Wer beauftragt Sie, Kurse durch- zuführen?
Das Schulamt und die Schulvorsteher wissen, dass es mich gibt. Bisher war aber keine Resonanz da. Es hiess, dafür sei die Schulsozialarbeit zuständig. Aber diese ist ja auch für andere Themen zuständig, nicht für Mobbing. Ich habe das Gefühl, die Schulsozialarbeiter beissen sich die Zähne aus und es passiert nichts.
Wieso?
Um Mobbing muss sich eine aussenstehende Person kümmern, die nicht verbunden ist mit dem betroffenen Schulhaus. Damit ist eine gewisse Neutralität vorhanden. Man kennt keine Familiengeschichten oder auch nicht die Geschwister eines betroffenen Kindes, die vielleicht schon etwas Ähnliches durchgemacht haben. Man ist unvoreingenommener.

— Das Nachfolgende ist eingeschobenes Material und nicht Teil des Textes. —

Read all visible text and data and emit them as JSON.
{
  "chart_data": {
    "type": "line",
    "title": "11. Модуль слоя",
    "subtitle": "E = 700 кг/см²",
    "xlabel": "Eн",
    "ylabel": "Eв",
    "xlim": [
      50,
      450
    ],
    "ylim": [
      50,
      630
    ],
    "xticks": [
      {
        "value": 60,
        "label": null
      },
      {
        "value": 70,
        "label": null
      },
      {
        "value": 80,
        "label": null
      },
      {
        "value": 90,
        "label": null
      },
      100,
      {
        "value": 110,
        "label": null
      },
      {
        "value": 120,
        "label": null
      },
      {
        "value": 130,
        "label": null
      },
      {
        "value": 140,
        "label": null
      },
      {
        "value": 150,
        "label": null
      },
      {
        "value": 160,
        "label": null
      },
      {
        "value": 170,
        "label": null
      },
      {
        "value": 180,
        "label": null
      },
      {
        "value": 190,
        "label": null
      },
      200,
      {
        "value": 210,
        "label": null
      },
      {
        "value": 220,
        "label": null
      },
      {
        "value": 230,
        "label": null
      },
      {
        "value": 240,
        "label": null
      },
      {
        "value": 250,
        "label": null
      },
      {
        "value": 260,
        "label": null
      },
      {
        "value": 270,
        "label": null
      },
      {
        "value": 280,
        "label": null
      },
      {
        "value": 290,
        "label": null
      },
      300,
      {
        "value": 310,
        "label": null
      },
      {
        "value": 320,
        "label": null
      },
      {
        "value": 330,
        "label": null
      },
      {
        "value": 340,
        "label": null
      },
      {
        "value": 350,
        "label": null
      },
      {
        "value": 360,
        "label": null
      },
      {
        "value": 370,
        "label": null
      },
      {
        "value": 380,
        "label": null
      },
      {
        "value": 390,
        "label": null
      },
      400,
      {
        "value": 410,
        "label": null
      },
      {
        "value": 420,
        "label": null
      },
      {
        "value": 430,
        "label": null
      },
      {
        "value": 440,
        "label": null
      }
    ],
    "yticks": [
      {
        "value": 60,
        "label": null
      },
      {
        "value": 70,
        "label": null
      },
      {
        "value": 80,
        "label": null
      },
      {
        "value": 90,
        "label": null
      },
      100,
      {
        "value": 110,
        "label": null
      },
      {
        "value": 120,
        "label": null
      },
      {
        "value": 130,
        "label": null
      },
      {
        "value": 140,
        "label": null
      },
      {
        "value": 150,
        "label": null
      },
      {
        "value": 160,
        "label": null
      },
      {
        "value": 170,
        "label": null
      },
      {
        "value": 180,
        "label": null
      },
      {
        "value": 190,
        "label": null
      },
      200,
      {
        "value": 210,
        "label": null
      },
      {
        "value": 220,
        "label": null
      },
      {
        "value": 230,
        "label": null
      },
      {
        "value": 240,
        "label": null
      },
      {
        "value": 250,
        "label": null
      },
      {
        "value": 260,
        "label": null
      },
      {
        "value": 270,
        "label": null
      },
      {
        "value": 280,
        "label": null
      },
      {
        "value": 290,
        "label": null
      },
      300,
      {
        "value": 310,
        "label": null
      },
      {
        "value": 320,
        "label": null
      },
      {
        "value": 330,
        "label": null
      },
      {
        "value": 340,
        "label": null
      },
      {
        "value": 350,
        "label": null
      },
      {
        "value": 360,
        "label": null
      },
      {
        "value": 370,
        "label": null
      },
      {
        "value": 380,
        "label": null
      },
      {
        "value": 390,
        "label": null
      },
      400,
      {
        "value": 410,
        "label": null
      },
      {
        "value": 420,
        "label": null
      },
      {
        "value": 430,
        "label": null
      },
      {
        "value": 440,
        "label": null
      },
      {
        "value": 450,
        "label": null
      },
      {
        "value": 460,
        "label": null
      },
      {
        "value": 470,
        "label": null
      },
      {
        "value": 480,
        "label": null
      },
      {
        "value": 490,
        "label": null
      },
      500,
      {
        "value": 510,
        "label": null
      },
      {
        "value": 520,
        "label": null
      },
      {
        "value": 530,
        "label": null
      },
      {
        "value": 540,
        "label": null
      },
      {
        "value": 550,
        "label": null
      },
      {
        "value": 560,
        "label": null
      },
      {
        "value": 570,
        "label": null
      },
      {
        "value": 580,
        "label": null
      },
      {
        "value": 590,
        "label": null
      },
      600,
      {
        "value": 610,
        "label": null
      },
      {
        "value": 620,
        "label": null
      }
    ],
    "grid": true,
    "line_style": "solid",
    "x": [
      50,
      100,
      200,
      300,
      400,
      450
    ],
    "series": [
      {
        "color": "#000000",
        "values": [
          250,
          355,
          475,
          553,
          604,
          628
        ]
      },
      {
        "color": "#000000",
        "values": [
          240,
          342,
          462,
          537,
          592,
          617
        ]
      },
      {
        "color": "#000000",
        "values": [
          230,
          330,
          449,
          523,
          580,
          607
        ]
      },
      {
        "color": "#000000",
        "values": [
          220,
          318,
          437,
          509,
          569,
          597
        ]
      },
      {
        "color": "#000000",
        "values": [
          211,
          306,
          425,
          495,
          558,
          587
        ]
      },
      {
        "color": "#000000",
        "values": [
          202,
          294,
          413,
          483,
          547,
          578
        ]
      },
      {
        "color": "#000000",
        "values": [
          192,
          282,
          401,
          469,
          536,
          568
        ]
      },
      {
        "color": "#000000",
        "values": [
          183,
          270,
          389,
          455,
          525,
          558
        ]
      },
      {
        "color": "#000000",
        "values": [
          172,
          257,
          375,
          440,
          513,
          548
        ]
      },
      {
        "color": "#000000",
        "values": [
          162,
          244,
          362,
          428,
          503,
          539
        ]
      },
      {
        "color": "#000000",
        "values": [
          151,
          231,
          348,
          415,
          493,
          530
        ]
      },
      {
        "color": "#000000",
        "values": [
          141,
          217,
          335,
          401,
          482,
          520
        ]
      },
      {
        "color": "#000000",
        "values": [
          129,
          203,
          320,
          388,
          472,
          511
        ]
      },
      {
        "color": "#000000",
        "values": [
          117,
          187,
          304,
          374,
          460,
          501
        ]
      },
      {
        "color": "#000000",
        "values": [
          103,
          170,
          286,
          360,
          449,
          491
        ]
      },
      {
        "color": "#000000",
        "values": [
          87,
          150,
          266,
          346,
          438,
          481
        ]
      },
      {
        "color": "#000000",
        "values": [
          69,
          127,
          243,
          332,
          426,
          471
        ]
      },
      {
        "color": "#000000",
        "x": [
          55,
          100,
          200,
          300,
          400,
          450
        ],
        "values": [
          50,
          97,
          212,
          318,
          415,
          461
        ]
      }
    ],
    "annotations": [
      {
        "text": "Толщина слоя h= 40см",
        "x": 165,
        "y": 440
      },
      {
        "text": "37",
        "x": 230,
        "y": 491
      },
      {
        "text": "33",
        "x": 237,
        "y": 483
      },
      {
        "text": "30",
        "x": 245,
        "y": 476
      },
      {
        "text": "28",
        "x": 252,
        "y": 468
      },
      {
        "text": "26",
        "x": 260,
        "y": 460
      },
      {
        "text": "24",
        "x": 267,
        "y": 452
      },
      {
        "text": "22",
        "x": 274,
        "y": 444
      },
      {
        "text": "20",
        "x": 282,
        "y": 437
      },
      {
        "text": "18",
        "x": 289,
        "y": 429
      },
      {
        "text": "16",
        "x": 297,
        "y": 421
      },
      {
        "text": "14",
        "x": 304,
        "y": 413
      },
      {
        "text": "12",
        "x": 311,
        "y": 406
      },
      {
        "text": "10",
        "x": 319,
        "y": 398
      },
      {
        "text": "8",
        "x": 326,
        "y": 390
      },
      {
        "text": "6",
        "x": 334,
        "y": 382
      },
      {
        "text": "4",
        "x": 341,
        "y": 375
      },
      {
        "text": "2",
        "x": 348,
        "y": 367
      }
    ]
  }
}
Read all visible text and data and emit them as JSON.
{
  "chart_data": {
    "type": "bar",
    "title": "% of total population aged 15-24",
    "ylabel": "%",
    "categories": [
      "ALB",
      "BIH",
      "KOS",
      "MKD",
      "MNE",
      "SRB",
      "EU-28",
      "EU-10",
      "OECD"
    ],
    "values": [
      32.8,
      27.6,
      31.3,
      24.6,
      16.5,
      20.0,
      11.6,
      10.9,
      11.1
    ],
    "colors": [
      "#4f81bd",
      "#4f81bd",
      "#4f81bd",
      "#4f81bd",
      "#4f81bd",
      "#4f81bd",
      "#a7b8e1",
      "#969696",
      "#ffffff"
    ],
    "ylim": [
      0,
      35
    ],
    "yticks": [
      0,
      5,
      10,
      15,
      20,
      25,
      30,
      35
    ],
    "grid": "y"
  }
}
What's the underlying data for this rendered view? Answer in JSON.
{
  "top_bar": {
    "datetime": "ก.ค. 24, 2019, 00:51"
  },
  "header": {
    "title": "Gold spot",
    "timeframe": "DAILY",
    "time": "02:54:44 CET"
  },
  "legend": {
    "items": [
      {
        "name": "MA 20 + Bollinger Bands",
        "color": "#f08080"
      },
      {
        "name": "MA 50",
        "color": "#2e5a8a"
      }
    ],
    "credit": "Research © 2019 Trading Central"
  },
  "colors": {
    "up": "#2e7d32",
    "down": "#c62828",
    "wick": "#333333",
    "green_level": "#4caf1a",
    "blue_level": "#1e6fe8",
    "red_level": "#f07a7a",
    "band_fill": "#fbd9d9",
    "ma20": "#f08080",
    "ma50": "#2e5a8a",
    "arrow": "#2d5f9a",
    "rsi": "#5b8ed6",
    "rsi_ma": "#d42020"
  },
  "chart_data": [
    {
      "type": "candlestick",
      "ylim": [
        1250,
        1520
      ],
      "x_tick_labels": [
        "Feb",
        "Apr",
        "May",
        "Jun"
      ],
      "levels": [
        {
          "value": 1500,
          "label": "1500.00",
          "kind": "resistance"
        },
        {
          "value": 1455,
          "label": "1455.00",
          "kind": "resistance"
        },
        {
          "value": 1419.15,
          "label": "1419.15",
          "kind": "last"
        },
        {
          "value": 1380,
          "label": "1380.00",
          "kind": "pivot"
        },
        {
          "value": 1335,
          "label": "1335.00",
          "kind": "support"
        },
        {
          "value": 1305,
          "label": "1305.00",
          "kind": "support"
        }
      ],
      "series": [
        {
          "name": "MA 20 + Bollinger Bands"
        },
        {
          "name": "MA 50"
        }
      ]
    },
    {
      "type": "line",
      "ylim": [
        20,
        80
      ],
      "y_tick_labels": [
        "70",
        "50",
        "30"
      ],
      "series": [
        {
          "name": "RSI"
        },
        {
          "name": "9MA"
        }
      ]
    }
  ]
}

Wo sehen Sie denn die Aufgabe der Sozialarbeit?
Das ist für mich die Stelle, die sich um die kleinen Dinge, den versteckten Finken, das versteckte Etui, kümmert.
Könnte man aber versteckte Etuis oder Finken nicht auch bereits als Mobbing definieren?
Doch. Aber wenn diese Art Mobbing ein zu grosses Ausmass annimmt und die Fronten schon verhärtet sind, geht bei der Schulsozialarbeit nichts mehr.
Dann bräuchte es Respektcoachings dann, wenn sich die Klasse am kennenlernen ist?
Unbedingt. Man sollte auf keinen Fall mit solchen Coachings warten. Wenn es ab der vierten Klasse mit der ersten Durchmischung einen brennenden Herd gibt und dieser wird nicht gelöscht, brennt es in der Oberstufe, wenn die Kinder nochmals neu durchmischt werden, gewaltig.